Jam your Twitter feed with a loss of dignity. Show thine ass and they will print it. And if you don’t have the skin for it, go
home.
I’m sorry, but I’m from Appalachia and
that’s not how it’s done there.
First and foremost, you are a
writer. Writing is about voice. If your voice is ME! ME! ME! there are a limited number of people
who want to hear it. It’s more likely
that the only thing achieved by that is a sense of control in a
situation where you have no control. In
other words, since you cannot make someone publish what you write, diving into
a self-marketing frenzy means you’re doing something ANYTHING which gives the illusion
of control.
But
the way the game is played . . .
Yoo-hoo!
The gatekeepers to your future as a successful writer, the agents and
publishers and theatre companies and editors, are they some type of omniscient being
with no time for your social skills? Will
your potential readers only read your work after they’ve been bombarded with
thirty tweets a day that say BUY ME! BUY
ME! BUY ME!
But
the experts say . . .
Okay.
Anonymous experts. God love
them. A different breed of human than
the rest of us.
Let’s look at a little social science. If we’re in a public building and see a sign
that says, Do Not Enter, most of us don’t challenge that request. But what if the sign said, Doris Doesn’t Want
You To Come In Here. Who is Doris and
who made her the god of entry?
Ellen Langer (On Becoming An Artist) and Adam Grant ask participants to take a
ten question exam. Group A was told that
the exam tested reasoning ability. Group
B was told that a group of eight social scientists from a particular university
selected these ten questions from a larger number of questions that might
measure reasoning skill. (Which is how
all scientific measurement is done, by the way.
Someone decides what and how to measure.)

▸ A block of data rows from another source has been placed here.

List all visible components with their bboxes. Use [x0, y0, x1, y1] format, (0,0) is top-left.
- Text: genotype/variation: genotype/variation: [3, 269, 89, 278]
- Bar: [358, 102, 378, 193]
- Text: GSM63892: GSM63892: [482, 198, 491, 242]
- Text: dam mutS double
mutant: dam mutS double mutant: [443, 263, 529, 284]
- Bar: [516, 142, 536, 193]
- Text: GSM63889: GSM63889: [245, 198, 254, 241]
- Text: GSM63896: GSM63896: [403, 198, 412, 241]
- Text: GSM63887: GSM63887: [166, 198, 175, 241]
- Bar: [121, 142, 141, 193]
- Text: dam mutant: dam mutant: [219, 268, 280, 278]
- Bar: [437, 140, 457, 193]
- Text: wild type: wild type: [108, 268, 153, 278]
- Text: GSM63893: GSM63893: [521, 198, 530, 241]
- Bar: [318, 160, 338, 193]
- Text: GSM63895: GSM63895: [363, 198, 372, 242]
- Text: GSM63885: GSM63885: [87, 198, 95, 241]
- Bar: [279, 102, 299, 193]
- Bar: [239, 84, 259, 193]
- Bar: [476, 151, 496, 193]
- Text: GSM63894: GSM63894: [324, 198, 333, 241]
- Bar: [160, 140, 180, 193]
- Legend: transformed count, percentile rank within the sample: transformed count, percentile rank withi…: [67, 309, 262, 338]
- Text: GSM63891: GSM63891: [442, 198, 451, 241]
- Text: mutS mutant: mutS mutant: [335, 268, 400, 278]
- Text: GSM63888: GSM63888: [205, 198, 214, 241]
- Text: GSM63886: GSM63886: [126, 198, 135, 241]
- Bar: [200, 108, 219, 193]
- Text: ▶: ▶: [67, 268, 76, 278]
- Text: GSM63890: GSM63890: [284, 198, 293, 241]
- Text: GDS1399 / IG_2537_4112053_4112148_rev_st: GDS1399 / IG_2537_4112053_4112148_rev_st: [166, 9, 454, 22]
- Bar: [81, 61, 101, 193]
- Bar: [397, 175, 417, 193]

After taking the exam, all participants
were told whether the exam said they had good or bad reasoning skills. All participants who were told they had good
reasoning skills, accepted the results.
Participants from Group A who were told they did poorly, accepted the
results as well, but participants from Group B who were told they did poorly,
felt that the results were probable, not absolute. As Langer said about the results, Group B had
fallibility put back into the equation.
If you think about what experts have
thought of as empirical data over the centuries, then you know that fallibility
is always part of any human creation. Don’t
rely on experts when their wisdom makes you squirm. Remember that any advice on how to market or
write or feed the cat, always has Doris behind it. And between you and me, I think Doris is
taking on airs and graces that she simply doesn’t have.
Your post cheered me up, Lora. I agree, when it's so easy to get caught up in the adrenaline rush of self-marketing, it's important to keep things in perspective.